I have been an organizational CEO. I know the stimulus of a high purpose. I thrived on the motivation of providing services that improve something for someone else. I know what it is like to have a roomy office and the electronics that empower me through connection and information. I know the satisfaction of having executive and administrative assistants outside my door efficiently completing tasks to which I assigned them or exercising initiatives as part of the team. I know the sense of pleasure that accompanies good performance reviews. I know the exhilaration of travel, of seeing new places and faces, of being recognized and called to speak to captive audiences. I know the autonomy of leaving the work day and ignoring all attempts to draw my attention away from personal relaxation.
So I know why the executive leaders of the Ministry of Children and Family Development in Victoria do not relate to the predicament of one British Columbia family. Responsibilities for MCFD are delegated down a lengthy chain of command. When the primary players at MCFD come to the office each day they focus on big picture policy matters and reports and speech writing and perhaps photo opps rather than individual family cases. That’s understandable. Those details belong to others down the command line.
However, when networks like CBC and Global TV air news hour segments that call a specific case into question with respect to MCFD conduct, evidence and decisions, then you would think that those occupying the high chairs in Victoria would think they should review the case files. Such a news story broke last spring with respect to Paul and Zabeth Bayne and their contest with MCFD. MCFD has had custody of their three children for two years. MCFD should have resolved this within three months. MCFD will say this long delay is entirely the Bayne’s fault. MCFD will say that the Baynes have failed to cooperate. That failure consists of not admitting to shaking their infant daughter which is something of which they were not guilty. RCMP after arresting and interrogating dropped all charges of wrongdoing against the Baynes.

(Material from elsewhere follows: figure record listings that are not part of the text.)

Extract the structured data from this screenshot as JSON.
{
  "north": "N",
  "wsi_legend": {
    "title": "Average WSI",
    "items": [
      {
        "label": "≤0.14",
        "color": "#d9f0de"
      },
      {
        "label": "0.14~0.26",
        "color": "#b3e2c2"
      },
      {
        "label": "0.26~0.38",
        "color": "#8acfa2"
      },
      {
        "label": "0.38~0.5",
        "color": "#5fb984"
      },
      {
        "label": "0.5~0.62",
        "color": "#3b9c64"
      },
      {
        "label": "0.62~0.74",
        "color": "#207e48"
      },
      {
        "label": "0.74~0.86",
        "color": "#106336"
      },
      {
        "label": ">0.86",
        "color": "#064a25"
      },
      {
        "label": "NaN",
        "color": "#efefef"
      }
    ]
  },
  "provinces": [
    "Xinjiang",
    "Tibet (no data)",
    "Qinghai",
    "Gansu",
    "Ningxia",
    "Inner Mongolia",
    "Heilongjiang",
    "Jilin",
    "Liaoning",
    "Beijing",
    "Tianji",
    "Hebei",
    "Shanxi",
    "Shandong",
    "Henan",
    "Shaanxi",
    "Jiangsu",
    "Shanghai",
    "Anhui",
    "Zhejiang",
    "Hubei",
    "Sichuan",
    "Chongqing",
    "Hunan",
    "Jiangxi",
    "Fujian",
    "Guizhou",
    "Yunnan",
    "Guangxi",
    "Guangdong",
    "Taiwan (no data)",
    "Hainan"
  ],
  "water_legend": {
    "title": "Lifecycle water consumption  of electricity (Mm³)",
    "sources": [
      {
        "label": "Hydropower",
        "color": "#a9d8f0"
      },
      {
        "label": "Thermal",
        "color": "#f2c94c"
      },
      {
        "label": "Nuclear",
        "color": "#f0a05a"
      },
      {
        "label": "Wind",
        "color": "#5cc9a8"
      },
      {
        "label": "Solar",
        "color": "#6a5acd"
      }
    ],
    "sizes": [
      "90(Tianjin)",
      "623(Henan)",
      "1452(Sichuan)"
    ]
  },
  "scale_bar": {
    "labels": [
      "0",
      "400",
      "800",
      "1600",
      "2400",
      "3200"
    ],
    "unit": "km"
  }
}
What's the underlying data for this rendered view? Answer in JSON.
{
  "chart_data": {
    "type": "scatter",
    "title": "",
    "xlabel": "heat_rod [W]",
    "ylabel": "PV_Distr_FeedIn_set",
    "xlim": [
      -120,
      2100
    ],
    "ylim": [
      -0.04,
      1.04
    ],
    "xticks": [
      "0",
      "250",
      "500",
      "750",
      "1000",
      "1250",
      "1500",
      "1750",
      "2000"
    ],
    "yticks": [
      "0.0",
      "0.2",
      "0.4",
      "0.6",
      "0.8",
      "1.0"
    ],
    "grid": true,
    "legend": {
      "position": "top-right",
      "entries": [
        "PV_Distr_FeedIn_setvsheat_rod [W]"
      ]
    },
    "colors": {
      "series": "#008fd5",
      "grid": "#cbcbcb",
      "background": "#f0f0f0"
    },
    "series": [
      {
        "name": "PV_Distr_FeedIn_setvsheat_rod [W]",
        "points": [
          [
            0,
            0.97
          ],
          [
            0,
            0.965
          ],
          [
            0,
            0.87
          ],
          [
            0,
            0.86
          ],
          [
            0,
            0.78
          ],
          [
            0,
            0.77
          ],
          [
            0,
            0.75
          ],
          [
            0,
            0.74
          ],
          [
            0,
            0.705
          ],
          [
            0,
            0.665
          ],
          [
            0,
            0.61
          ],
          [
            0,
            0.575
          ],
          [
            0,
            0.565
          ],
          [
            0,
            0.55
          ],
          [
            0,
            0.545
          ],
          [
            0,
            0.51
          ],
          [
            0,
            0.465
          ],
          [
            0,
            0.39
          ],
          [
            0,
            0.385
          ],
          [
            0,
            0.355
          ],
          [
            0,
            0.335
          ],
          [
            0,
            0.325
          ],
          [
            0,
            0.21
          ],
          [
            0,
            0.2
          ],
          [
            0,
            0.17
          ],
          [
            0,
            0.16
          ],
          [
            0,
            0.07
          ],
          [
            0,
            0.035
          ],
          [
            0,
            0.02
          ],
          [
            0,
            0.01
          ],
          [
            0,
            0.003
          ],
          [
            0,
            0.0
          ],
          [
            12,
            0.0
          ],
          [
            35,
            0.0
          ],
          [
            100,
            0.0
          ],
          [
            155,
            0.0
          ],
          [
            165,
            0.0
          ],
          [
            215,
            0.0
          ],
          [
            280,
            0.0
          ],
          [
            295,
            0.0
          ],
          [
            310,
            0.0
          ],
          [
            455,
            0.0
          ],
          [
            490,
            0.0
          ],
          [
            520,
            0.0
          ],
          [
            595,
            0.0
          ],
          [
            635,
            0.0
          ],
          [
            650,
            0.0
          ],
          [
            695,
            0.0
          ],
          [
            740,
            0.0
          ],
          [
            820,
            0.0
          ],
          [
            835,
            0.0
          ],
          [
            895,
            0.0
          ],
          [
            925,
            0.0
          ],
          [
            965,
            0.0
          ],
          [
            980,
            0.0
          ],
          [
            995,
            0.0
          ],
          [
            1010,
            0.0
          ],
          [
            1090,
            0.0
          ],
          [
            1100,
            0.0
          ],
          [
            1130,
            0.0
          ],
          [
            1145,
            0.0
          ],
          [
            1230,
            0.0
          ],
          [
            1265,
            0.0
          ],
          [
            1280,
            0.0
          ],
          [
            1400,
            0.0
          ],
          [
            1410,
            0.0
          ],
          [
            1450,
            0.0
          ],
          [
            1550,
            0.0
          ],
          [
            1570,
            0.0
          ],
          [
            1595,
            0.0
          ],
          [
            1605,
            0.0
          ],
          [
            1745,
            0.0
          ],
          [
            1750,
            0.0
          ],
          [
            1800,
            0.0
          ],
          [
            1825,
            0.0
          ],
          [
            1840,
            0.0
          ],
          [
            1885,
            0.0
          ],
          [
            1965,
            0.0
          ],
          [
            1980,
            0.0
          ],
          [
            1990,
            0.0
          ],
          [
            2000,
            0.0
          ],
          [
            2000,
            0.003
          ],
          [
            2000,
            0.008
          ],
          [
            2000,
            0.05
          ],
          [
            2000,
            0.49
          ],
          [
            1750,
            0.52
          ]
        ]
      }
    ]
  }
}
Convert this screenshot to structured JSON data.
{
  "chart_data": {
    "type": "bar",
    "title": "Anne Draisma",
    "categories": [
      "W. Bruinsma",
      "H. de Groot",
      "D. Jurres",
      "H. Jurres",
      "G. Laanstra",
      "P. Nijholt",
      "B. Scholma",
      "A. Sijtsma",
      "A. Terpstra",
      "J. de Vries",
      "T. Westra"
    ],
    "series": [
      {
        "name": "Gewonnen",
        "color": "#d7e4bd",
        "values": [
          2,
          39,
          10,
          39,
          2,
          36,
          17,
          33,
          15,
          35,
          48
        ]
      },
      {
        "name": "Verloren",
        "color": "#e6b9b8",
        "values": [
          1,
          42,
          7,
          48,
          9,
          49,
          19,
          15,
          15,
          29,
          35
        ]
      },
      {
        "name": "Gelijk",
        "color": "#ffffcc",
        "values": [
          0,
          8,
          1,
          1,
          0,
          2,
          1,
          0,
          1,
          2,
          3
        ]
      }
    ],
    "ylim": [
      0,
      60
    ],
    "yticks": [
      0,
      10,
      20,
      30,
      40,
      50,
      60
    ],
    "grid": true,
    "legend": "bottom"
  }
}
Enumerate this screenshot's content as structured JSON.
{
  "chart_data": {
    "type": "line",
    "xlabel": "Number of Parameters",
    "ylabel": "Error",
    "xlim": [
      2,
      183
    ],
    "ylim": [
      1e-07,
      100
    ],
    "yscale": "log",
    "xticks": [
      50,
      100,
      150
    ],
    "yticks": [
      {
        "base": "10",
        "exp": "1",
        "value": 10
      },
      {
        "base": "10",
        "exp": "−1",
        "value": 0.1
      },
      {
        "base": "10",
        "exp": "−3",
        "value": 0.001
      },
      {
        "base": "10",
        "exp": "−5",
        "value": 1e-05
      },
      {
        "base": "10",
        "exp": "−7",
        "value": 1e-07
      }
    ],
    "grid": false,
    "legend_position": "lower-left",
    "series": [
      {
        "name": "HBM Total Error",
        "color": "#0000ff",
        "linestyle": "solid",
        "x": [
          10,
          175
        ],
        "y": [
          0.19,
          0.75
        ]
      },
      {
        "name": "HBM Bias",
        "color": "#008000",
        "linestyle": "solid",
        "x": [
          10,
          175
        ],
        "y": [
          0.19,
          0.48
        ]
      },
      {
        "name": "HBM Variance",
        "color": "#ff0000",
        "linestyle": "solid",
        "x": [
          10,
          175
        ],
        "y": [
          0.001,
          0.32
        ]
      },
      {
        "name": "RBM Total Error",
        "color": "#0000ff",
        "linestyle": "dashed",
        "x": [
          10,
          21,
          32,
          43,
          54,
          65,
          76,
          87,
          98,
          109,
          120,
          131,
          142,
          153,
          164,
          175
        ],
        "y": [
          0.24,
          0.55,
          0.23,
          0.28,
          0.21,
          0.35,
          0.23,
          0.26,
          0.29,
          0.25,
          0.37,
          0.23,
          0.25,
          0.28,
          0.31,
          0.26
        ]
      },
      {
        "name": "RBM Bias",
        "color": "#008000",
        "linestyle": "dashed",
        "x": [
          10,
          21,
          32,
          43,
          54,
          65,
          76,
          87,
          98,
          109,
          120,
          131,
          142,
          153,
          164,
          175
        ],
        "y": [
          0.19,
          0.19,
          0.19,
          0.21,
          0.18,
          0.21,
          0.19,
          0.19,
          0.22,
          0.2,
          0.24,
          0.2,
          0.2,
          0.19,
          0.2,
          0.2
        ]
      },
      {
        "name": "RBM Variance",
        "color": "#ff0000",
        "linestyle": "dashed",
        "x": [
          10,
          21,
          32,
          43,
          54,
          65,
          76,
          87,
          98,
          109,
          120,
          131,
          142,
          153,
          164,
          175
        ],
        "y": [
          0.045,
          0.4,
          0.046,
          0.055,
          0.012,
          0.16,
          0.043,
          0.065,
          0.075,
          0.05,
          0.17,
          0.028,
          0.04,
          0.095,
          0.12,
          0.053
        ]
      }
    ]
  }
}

In Spring 2009 then Minister of MCFD Tom Christensen as well as Premier Campbell were briefly interviewed and both said they would give it some attention. Perhaps they did.
Perhaps Christensen’s successor Mary Polak has read the file documents too. Perhaps the Deputy Minister Dutoit has as well. If that has not prompted an internal QUIZ SHOW then that is what I don’t understand. The MCFD position birthed and sustained by the Fraser Valley chapter of this frequently criticized Ministry should be causing the chief honchos in Victoria to sweat. This entire case against a loving family is founded on ethereal arguments based on suspicion and a need of evidence. I don’t understand that.
This MCFD wrong-headedness has injured this BC family in so many ways, caused children to question their parents’ love for them because of the separation; compelled them to hire solicitors whose fees have devoured their asset in a home; required a visitation schedule that has compromised the Baynes’ day jobs; caused them to focus all their energy into recovering a family they should never have lost.
It is time to fix this. I understand this. Strong leadership can do this.